Closed Bug 1716392 Opened 4 years ago Closed 4 years ago

Automate biweekly runs of passwordmgr-related-realms-updater

Categories

(Cloud Services :: General, task)

task

Tracking

(Not tracked)

RESOLVED FIXED

People

(Reporter: brian, Assigned: cvalaas)

References

Details

Attachments

(1 file)

The team behind the https://github.com/mozilla/passwordmgr-remote-settings-updater tool needs it to run once biweekly.

There is a docker image for it available at https://hub.docker.com/repository/docker/mozilla/passwordmgr-related-realms-updater

This could be implemented similarly to the existing https://github.com/mozilla-services/cloudops-infra/tree/master/projects/ccadb2onecrl job.

Previous work on this was tracked in https://jira.mozilla.com/browse/SE-1735

Sven is handing this off to Chris, who should be able to get help from teammates on Services SRE for setting this up. In particular I'm cc'ing Wei, since I know he can help with provisioning credentials and setting permissions Remote Settings.

I already provisioned credentials for this, but the permissions need to be updated, since the scope has been expanded. The username is related-realms-publisher, and the password is in hiera-sops/app/kinto.{stage,prod}.yaml. I've filed https://github.com/mozilla-services/remote-settings-permissions/pull/235 to expand the permissions of the bot user to both the collections the script is supposed to update. (Originally we planned to use that bot user only for one of the collections, hence the name.)

The Jenkis job should be pretty similar to the ccadb2onecrl one that Brian linked above. One difference is that we want to run the Docker image twice in this case, once for stage and once for prod, so there will be an additional stage in the Jenkinsfile.

One more thing – the ticket description says "biweekly runs". In my opinion, we could make that daily, or maybe Monday to Friday. The script checks whether there were any changes, and only updates the data if acutally needed. I don't see any advantage of running this only every two weeks.

Tim, I think you requested to run this every fortnight. Do you have any concerns about running this daily instead?

Sven, the only concern I have about running this job daily is that by running the job daily, this timeline forces myself or Dimi to review the collection the day the review request comes in. I didn't test the script's behavior if there is an outstanding review request on Remote Settings...so I'm not sure if Remote Settings will create a duplicate request or update the currently requested review.

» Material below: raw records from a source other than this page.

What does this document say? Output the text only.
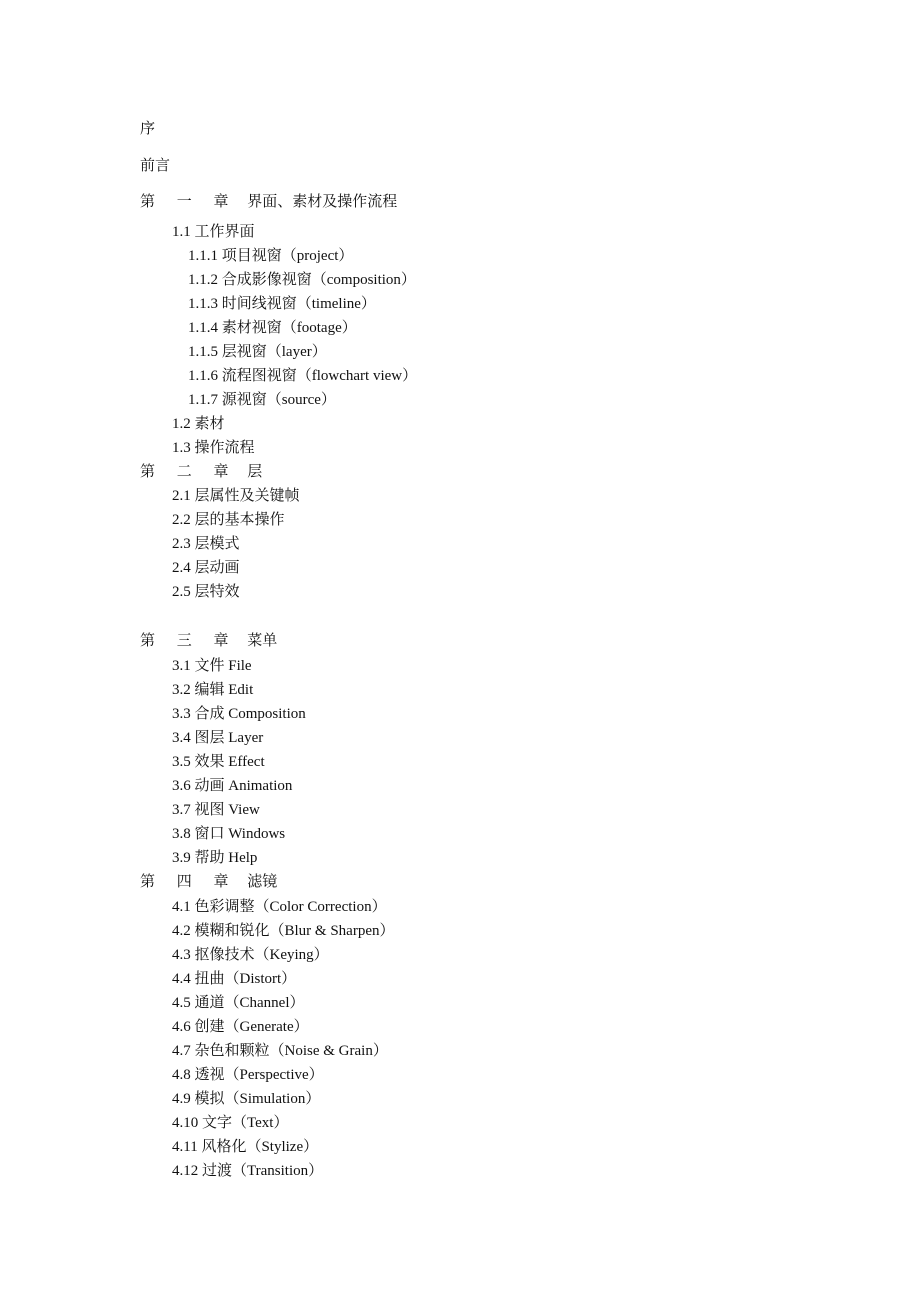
序
前言
第 一 章 界面、素材及操作流程
1.1 工作界面
1.1.1 项目视窗（project）
1.1.2 合成影像视窗（composition）
1.1.3 时间线视窗（timeline）
1.1.4 素材视窗（footage）
1.1.5 层视窗（layer）
1.1.6 流程图视窗（flowchart view）
1.1.7 源视窗（source）
1.2 素材
1.3 操作流程
第 二 章 层
2.1 层属性及关键帧
2.2 层的基本操作
2.3 层模式
2.4 层动画
2.5 层特效
第 三 章 菜单
3.1 文件 File
3.2 编辑 Edit
3.3 合成 Composition
3.4 图层 Layer
3.5 效果 Effect
3.6 动画 Animation
3.7 视图 View
3.8 窗口 Windows
3.9 帮助 Help
第 四 章 滤镜
4.1 色彩调整（Color Correction）
4.2 模糊和锐化（Blur & Sharpen）
4.3 抠像技术（Keying）
4.4 扭曲（Distort）
4.5 通道（Channel）
4.6 创建（Generate）
4.7 杂色和颗粒（Noise & Grain）
4.8 透视（Perspective）
4.9 模拟（Simulation）
4.10 文字（Text）
4.11 风格化（Stylize）
4.12 过渡（Transition）
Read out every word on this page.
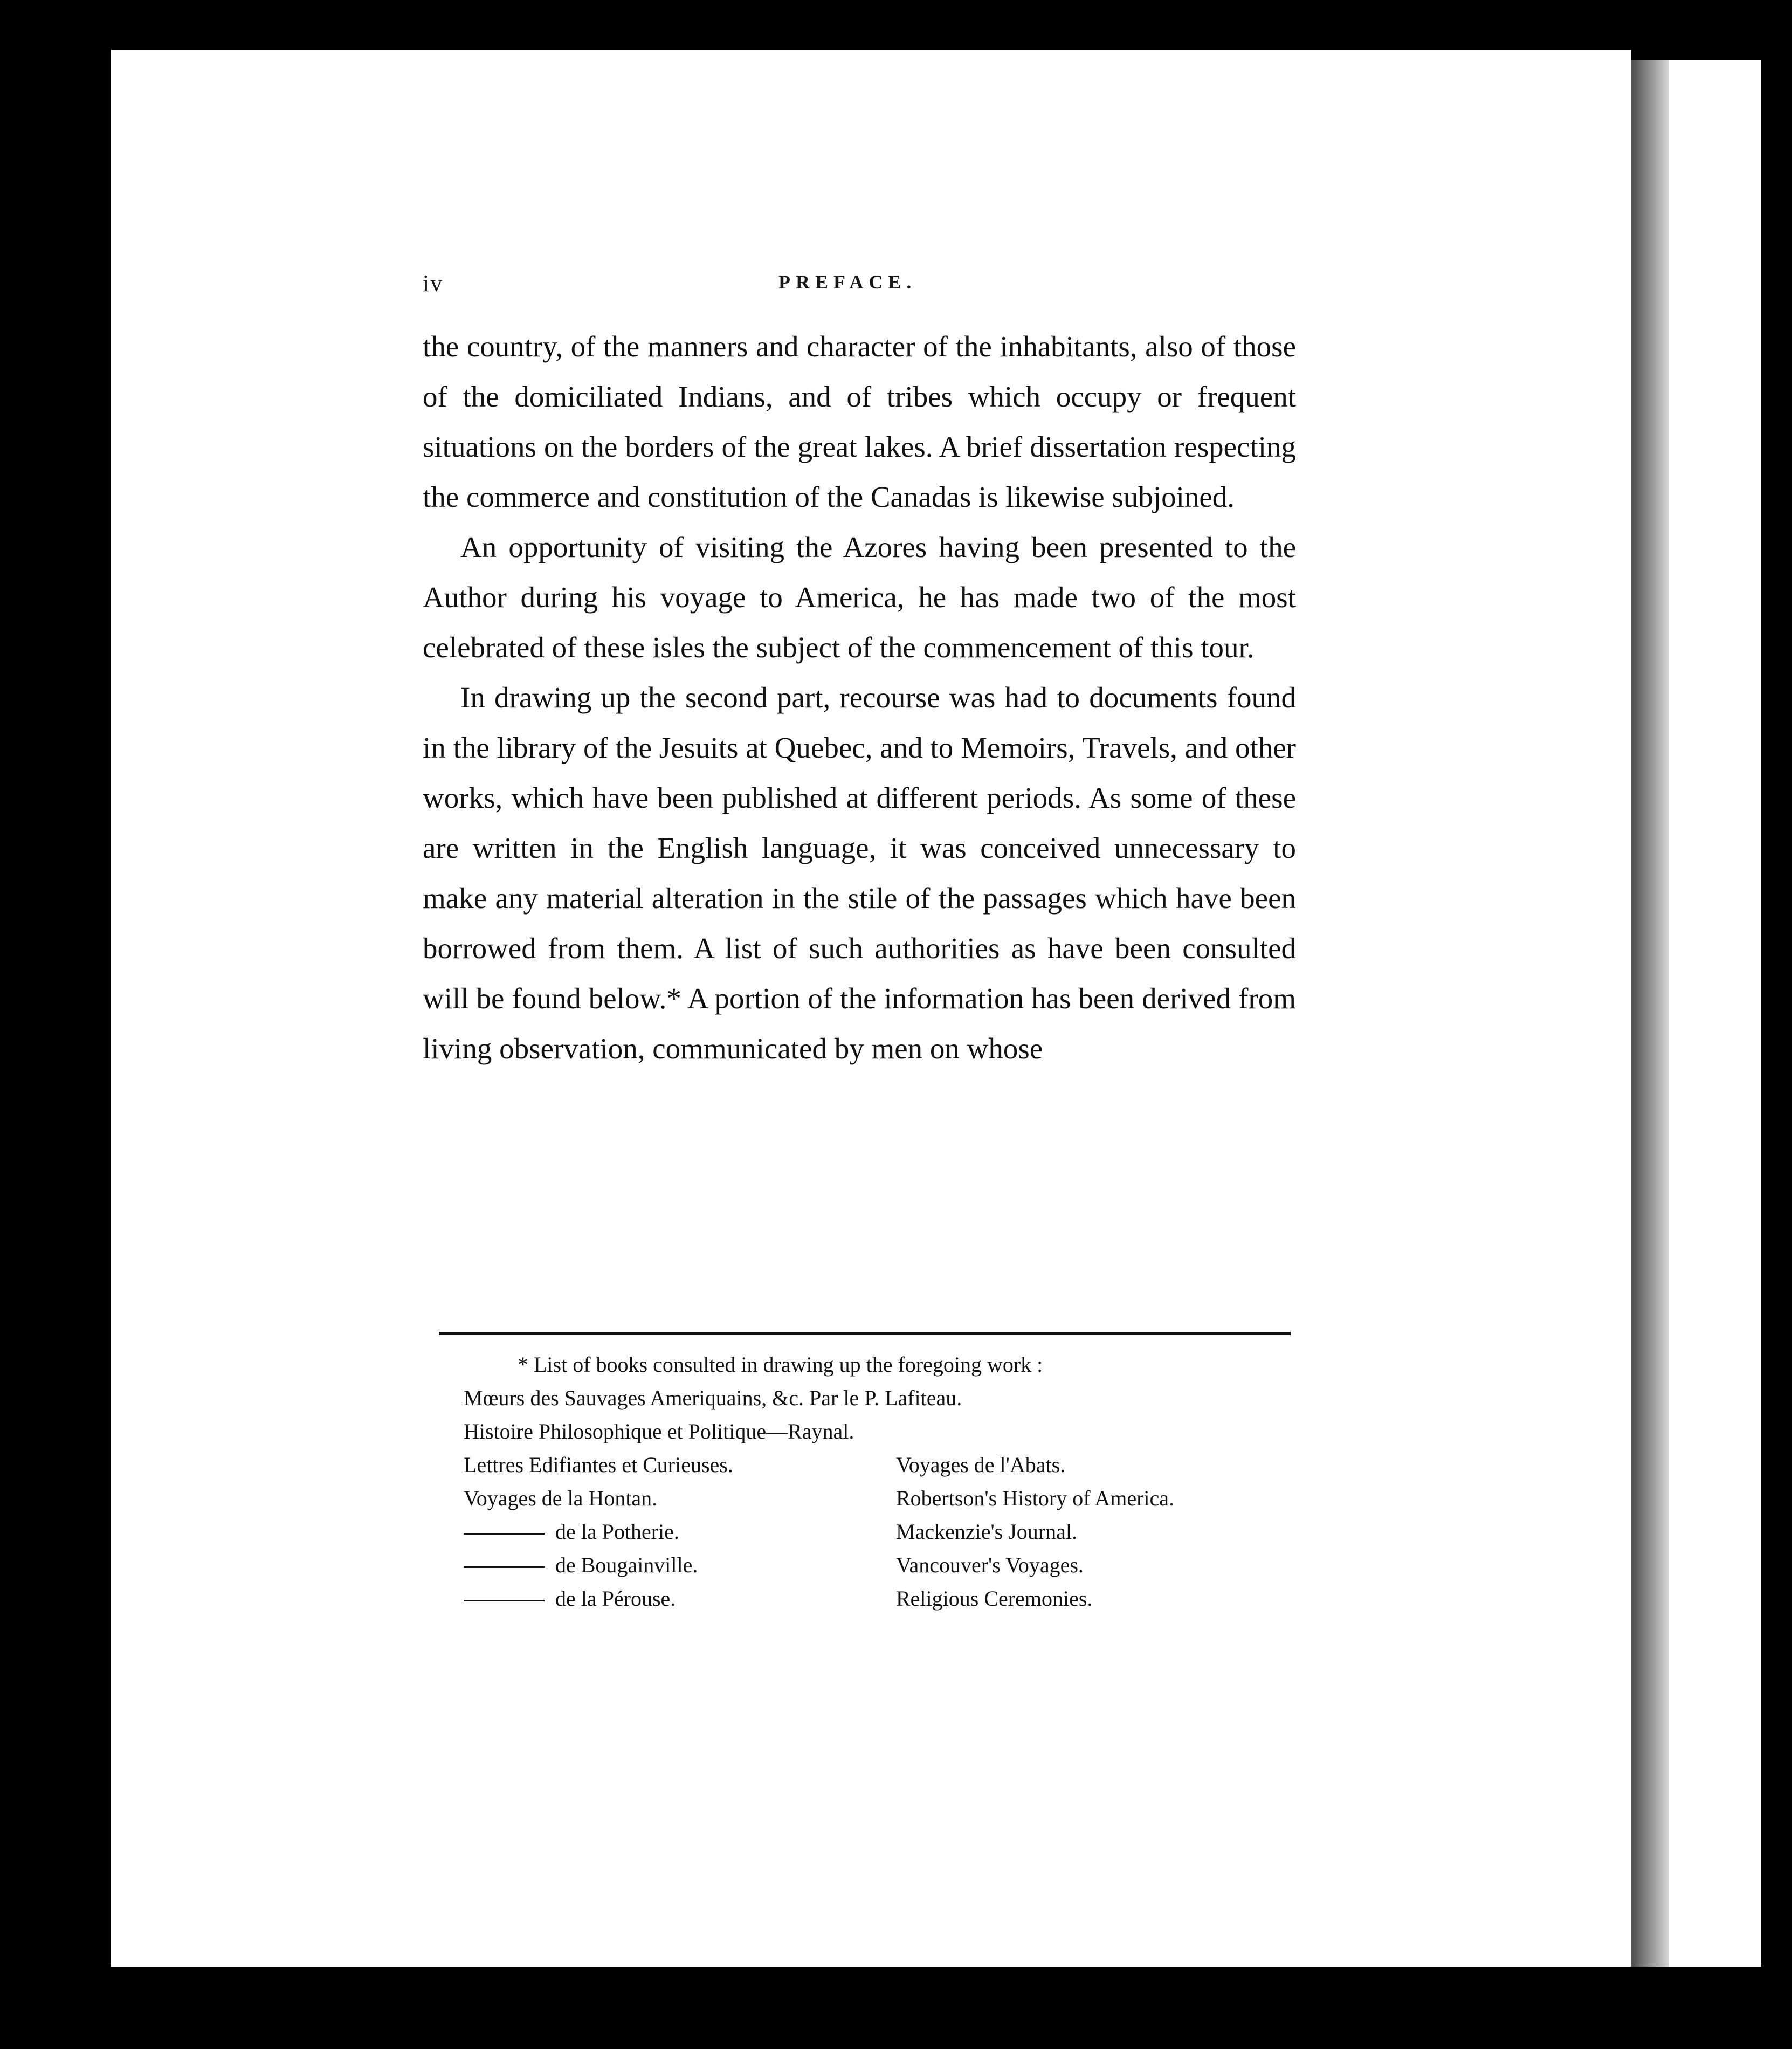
iv	PREFACE.

the country, of the manners and character of the inhabitants, also of those of the domiciliated Indians, and of tribes which occupy or frequent situations on the borders of the great lakes. A brief dissertation respecting the commerce and constitution of the Canadas is likewise subjoined.

An opportunity of visiting the Azores having been presented to the Author during his voyage to America, he has made two of the most celebrated of these isles the subject of the commencement of this tour.

In drawing up the second part, recourse was had to documents found in the library of the Jesuits at Quebec, and to Memoirs, Travels, and other works, which have been published at different periods. As some of these are written in the English language, it was conceived unnecessary to make any material alteration in the stile of the passages which have been borrowed from them. A list of such authorities as have been consulted will be found below.* A portion of the information has been derived from living observation, communicated by men on whose

* List of books consulted in drawing up the foregoing work :
Mœurs des Sauvages Ameriquains, &c. Par le P. Lafiteau.
Histoire Philosophique et Politique—Raynal.
Lettres Edifiantes et Curieuses.
Voyages de la Hontan.
de la Potherie.
de Bougainville.
de la Pérouse.
Voyages de l'Abats.
Robertson's History of America.
Mackenzie's Journal.
Vancouver's Voyages.
Religious Ceremonies.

Other than that, I don't have any concerns about running this job daily. Let me know if you need any other information from me!

Hi folkx!

What are the values for FX_REMOTE_SETTINGS_WRITER_SERVER[1] for stage and prod? And are they secrets?

thanks!

[1] https://github.com/mozilla/passwordmgr-remote-settings-updater/blob/main/README.md

Flags: needinfo?(tgiles)

Hey :cvalaas, FX_REMOTE_SETTINGS_WRITER_SERVER should be "https://settings-writer.prod.mozaws.net/v1" for prod, and "https://settings-writer.stage.mozaws.net/v1" for stage. These are not secrets as they are seen in the Remote Settings documentation.

Let me know if you need more information from me, thanks!

Flags: needinfo?(tgiles)
Blocks: 1686071

Hi :cvalaas, do you think this work will be done by the end of the week? I didn't realize that QA was starting their testing next week and I need to have this data in Remote Settings so that they can test Bug 1686071. Just trying to keep my QA contact in the loop!

Thanks for the help!

Flags: needinfo?(cvalaas)

:tgiles possibly!

Unfortunately, I don't know what I don't know (and this is my first time through this process), but seems doable!

Sven mentioned you in the PR (https://github.com/mozilla-services/cloudops-infra/pull/3214) I made for this:

It looks like the Docker image still has the name passwordmgr-related-realms-updater. It would probably make sense to coordinate with @TGiles to get that renamed to be in line with the project name here.

Are you able to rename the docker image to passwordmgr-remote-settings-updater ?

Flags: needinfo?(cvalaas) → needinfo?(tgiles)

:cvallas, thanks for the transparency, I appreciate it! :)

I'm not able to see the actual PR unfortunately, so thank you for quoting the relevant information! I don't know why I don't have access to that org, but I probably don't need access in the long run.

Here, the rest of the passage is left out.